Friday, July 1, 2011

9 Etiquettes And Tips of a Photoshop Rockstar Designer

Hello friends! I don’t think we need an intro to the legendary tool, which has celebrated its 20th birthday last month, since its release, in 1990. Let it be designing those inviting little ad banners, to the finest of hand-crafted webapp UIs, PHOTOSHOP have a special place in a web-designer’s heart!
With the bustle of web-designers and photoshopers around the world, every day I feel left behind, seeing the awesomeness in the works of millions of talents out there who manage to outplay me, and as a result, help me rekindle my efforts to learn, every single moment.

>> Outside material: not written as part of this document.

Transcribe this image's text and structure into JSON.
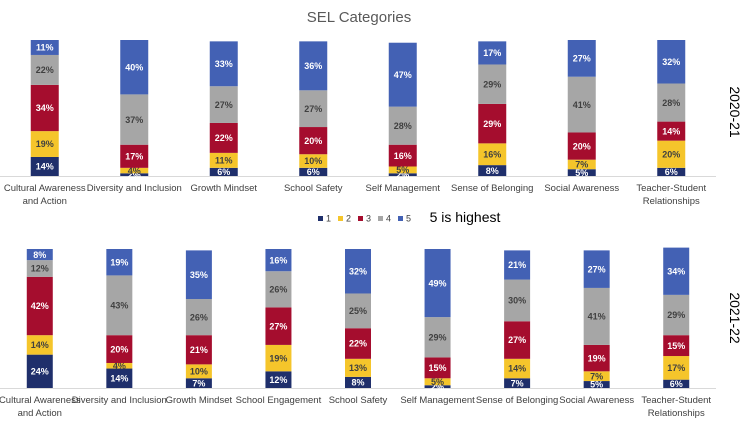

9 Etiquettes And Tips of a Photoshop Rockstar Designer
With the abundance of online resources, tutorials, blogs and articles which keep on excavating the trade of photoshoping, anybody with passion and readiness to work hard can become a pro over time. But what does it take to transition from just a pro, to ‘the best’? Why are there some designers who are always the best? What makes them different from the others, when the knowledge available to absorb is equal for everybody? What makes them stand apart?
Here is a quick peep into some etiquettes of a designer in terms of his/her Photoshop workflow, which groups them in a league of their own!
  1. Object Oriented Photoshoping
  2. Naming conventions for layers and sets
  3. Ability to replicate and practice
  4. Usage of paths and pen tool
  5. Effective usage of adjustment layers and styles
  6. Guides, Grids and notes
  7. Workspace Management
  8. Shortcuts, shortcuts and shortcuts
  9. Last but not the least … respect and respond your critiques!

1. Object Oriented Photoshoping

Photoshoping can be fun … and pain at the same time! Especially when you are working on complex visual compositions and layouts, with a lot of iterations involved.  Designing a high-fidelity visual composition for a website or a web application, can be a nightmare, especially if you are in a team of creatives and when client meetings are too often, which means you will be going through a sea of changes and iterations far too often. The key here is organizing. Organizing your layers /sets and structuring your source file is really important, if you want to be in charge of your PSD.

In the last 6+ years of my career in web designing, I have found this as a unique trait in designers, who love to be organized and productive. Let us walk through a sample PSD and see how its composition can be super-organized, by smartly modularizing the elements and following an object-oriented approach.